I like google: “Mixed OpenGL - Metal”, having issue with web interface not liking links

Imagine if we could use the AMD/Intel embedded graphics to render the GUI and still have a viewport to render some compute intensive 3D thing in a viewport… I understand a driver owns a screen right now but on Windows you can set an application to power savings and it will run with the embedded graphics card, so this sort of driver synchronization might be possible and useful even if one would need to implement it to as IPC or something. I remember when I first started to support OpenCL I got tired to change graphic cards so I figure I could install AMD driver then NVIDIA driver, and if there was a monitor connected to an AMD card and one to an NVIDIA card I could test both in parallel.

BTW and OT: I discovered this while googling following the panel, google: “ISPC”
I don’t think we are candidate for Intel like high-level parallel_for single source but I am going to try this toolkit, we do have a layer of templated inlines calling macros basically different code paths - and there is an SSE/AVX crack in the house but it’s not me.
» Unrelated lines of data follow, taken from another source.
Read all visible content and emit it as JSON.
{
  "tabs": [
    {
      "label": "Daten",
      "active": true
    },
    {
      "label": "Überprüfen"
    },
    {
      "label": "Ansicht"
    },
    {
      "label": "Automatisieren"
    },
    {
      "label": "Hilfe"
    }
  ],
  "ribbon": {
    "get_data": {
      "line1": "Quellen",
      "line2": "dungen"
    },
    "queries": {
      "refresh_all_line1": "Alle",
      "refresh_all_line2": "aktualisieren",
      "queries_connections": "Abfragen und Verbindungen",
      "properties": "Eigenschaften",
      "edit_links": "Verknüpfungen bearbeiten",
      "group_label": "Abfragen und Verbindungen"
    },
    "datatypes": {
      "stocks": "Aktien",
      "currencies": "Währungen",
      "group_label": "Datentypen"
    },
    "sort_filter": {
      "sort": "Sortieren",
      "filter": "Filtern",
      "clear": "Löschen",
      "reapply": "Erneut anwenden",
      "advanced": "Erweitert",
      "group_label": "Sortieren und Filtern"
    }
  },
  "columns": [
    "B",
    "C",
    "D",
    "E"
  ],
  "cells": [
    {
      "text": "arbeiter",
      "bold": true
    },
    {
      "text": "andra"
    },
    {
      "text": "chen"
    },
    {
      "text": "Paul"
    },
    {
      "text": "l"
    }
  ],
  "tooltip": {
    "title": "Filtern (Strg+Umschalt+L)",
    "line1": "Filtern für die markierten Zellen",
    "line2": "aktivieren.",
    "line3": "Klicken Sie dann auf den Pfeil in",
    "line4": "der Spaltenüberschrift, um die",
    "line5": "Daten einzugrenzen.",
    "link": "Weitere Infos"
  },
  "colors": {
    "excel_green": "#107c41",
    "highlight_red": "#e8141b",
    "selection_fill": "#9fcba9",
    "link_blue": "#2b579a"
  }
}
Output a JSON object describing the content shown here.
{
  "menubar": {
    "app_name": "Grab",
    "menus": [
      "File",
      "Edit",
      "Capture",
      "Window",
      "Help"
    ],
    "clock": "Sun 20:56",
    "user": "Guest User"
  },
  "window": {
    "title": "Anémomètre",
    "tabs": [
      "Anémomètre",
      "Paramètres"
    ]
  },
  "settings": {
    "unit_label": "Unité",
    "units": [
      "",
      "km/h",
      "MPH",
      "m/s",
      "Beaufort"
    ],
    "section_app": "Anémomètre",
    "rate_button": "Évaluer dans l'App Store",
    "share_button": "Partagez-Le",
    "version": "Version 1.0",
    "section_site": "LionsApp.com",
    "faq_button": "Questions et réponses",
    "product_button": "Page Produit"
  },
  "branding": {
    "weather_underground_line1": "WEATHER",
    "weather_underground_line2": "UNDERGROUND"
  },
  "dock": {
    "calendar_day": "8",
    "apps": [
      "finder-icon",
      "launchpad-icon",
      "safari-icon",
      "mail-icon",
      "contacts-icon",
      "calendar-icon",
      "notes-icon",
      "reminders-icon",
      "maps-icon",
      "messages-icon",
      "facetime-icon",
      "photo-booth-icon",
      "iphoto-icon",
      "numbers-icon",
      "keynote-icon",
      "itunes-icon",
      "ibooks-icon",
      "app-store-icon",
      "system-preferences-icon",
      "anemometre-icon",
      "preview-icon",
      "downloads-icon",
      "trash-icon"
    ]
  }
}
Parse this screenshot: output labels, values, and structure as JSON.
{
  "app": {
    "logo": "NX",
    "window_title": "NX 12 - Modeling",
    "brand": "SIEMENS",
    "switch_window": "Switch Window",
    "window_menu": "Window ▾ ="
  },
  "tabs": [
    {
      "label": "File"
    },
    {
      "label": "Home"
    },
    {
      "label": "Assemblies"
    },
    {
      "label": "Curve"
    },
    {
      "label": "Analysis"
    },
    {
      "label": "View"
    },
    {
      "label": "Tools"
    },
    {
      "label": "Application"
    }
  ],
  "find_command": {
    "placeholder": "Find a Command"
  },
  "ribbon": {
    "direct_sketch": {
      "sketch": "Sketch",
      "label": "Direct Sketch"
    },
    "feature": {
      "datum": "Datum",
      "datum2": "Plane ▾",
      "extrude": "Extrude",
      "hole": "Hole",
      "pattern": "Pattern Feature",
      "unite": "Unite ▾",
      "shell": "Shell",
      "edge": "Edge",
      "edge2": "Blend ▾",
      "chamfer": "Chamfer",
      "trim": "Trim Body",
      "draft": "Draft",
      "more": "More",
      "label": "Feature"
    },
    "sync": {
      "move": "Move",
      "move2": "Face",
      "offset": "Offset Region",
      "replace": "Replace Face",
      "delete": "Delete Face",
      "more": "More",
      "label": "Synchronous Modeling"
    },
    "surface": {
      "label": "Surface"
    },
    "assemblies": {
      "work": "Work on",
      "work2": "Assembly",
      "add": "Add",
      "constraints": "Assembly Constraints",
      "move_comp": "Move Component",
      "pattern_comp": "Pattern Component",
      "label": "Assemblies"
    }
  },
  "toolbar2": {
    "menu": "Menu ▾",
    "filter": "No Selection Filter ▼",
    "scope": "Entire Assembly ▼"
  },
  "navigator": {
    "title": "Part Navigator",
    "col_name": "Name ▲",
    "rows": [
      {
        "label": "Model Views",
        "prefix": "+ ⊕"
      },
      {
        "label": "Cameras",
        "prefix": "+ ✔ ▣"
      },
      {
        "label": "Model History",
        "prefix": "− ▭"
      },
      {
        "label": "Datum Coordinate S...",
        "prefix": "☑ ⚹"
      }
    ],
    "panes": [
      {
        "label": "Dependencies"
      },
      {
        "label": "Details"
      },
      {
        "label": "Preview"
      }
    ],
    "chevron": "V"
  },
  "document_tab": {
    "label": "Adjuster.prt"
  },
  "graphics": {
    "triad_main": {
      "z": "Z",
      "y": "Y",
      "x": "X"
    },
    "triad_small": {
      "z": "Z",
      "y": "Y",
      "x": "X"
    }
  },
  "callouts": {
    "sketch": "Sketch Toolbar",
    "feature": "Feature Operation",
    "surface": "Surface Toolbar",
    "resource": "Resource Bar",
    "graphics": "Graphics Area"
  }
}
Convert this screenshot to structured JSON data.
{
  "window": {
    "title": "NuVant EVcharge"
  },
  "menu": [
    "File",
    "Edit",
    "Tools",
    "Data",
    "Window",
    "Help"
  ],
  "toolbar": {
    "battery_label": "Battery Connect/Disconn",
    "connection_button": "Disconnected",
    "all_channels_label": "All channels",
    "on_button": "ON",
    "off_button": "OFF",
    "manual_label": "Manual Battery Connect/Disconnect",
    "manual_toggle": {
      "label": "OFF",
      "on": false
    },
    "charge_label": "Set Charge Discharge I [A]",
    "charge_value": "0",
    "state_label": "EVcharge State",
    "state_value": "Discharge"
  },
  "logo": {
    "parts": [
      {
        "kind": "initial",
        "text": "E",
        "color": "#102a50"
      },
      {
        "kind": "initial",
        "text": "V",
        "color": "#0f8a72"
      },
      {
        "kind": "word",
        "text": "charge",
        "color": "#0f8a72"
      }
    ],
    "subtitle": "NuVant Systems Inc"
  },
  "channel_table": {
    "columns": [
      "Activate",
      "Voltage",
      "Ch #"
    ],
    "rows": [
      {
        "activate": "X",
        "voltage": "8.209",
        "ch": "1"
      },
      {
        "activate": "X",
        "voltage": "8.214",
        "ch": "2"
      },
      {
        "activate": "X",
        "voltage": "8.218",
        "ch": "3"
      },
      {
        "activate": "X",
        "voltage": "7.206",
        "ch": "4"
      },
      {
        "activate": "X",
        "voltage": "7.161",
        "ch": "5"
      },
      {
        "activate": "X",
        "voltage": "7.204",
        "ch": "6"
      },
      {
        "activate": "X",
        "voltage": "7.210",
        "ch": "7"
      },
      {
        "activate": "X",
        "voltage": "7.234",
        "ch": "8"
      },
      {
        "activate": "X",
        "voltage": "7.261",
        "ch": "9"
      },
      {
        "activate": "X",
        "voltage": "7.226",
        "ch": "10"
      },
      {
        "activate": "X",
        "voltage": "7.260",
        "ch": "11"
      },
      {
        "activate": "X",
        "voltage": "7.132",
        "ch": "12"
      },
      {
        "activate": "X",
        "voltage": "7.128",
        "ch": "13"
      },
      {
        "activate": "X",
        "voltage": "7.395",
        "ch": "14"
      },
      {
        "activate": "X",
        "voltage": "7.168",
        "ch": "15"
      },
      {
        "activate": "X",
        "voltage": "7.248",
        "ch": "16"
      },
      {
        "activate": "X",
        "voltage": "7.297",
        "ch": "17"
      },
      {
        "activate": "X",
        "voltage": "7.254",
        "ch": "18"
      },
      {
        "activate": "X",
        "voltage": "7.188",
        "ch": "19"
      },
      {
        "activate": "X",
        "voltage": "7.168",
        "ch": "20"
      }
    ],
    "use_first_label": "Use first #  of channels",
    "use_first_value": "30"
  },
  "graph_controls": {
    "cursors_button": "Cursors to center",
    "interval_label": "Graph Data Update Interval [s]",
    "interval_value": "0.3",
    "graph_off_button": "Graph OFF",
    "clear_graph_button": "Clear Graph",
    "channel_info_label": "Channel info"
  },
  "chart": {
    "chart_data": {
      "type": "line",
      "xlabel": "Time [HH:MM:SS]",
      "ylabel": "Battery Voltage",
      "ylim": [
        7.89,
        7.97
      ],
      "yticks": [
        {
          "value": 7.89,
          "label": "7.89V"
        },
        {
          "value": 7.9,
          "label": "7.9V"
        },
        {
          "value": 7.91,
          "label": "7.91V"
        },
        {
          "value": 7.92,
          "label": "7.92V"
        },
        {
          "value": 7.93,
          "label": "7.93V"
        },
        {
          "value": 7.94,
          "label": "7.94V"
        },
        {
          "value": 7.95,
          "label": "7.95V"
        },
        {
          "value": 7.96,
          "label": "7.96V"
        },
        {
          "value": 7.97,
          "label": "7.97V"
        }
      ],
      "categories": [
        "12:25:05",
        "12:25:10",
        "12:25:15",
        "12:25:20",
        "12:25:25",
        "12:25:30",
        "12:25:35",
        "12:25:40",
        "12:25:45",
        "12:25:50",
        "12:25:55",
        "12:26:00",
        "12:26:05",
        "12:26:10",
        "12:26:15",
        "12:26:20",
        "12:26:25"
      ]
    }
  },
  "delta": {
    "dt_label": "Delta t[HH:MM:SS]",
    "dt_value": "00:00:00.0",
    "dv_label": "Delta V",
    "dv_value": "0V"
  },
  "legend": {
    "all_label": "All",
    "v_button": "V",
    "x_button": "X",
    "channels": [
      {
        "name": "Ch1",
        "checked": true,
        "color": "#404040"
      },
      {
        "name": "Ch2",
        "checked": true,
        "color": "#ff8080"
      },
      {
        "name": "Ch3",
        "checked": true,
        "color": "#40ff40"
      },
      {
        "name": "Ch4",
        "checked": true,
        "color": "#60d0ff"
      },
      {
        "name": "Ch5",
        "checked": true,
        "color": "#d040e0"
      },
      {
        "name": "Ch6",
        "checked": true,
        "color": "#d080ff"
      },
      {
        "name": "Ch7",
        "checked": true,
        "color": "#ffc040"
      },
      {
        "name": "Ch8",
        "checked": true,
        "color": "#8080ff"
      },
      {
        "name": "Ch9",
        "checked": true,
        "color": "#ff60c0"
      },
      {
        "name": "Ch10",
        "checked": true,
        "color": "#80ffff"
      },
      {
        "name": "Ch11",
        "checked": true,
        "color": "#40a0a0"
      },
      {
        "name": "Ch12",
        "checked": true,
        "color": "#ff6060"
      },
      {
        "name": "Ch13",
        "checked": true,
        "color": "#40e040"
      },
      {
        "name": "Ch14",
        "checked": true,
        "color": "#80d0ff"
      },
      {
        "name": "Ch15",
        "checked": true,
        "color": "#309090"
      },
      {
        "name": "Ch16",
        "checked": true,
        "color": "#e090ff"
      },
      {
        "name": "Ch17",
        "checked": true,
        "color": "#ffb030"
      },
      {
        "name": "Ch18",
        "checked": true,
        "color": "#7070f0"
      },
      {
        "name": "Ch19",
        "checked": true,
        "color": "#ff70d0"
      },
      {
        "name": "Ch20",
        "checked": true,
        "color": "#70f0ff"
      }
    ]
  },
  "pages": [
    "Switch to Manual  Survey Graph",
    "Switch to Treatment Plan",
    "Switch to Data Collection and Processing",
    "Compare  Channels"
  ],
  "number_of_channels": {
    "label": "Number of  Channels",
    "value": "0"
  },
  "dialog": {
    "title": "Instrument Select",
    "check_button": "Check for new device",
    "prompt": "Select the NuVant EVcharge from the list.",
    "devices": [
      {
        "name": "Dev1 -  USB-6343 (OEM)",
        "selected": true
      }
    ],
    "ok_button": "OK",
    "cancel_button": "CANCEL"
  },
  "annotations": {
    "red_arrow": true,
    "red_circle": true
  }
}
I can’t write intrinsic code from scratch without a cheat sheet in front of me and about one word per minute… :slight_smile: - to be able to OpenCL to vectorized CPU code and back and test translation sounds perfect for me :slight_smile:

Here’s how I would represent pixels in this API to remove historical baggage.

pixel channel num: 1,2,3,4,8,16,…//after 4 switches to power of 2 indexing wise
pixel raw data type (storage type): unsigned_BYTE, unsigned_SHORT, unsigned_INT, unsigned_HALF_FLOAT, unsigned_FLOAT
(maybe ok to have 64b channels although not of much use in practice for pixel arrays – BIG)
pixel byte order (packed channel format, 0-1-2-3): RGBA, BGRA, ABGR /* ABGR 4 chan only,under 4 maps to BGRA */
only 3 I know in use. It does not represent color just an index. Note Metal does not have ABGR.
e.g.: 1 channel - implicit, 2 Channels - RG or BG from same RGBA,BGRA,…, enumeration – 3 channels RGB or BGR
no one uses palettes anymore or 565 etc, you don’t need to be backwards compatible to IRIS GL - however this would be pixel compression/packing scheme.
Don’t put in API as it can generate a lot of useless auto-generated code branches.
So instead: pixel compressed data type? [raw versus compressed, a different list]
pixel color space: does not belong to this API
(sRGB,YUV,LAB,rec 709, rec 2020,…). Imply either a LUT or a transfer function.
By convention YUV would map to RGBA: GbGr(A), bGrG(A)
Finally some buffers require pixel parametrization as well, often black, white point and gamma or log, perhaps over-range boolean. For example one might be streaming 10bit RGB in a 32b container for a pixel? Point here is 10bit is 0-1023 (1023 - white point) for example. This scheme is probably only of use in FPGA, on a normal GPU it would be scaled to 16 bit. Similar 16_235… All this usually belong in codec space, not in internal processing between IO. Similar for depth buffers handling…
so maybe special pixel mapping: double black; double white; gamma or log (linear = gamma 1.0); maybe boolean over-range – with a callback pointer in an app for transfer function. Basic colorspace can be enumerated but beyond that should be support code examples not API entries. Cameras these days have arbtrary log-gamma curves that can’t be directly represented in an API like this. I am forgetting one case, planar formats (e.g. 4:2:2 - channels not same size) and mosaicking… Perhaps a mention for rowbytes (it’s common to use the negative rowbytes to identify top down compared to bottom up scanline order).

Ooops typo - too early :slight_smile:

pixel raw data type (storage type): unsigned_BYTE, unsigned_SHORT, signed_INT, signed_HALF_FLOAT, signed_FLOAT

I gave some more thoughts about Device UUID, at least for GPU it’s really an OS responsability. For example on Windows 10 if you look at Performance tab in Task manager it reports GPU 0, GPU 1,…for example it does report the integrated graphic as 0 and my nVidia card as 1. This should be the reference for all compute/GPU API. Only way I can think of for a dynamic library inside an host application not sharing directly GPU images/buffer to work. So all OpenCL should do is report OS index.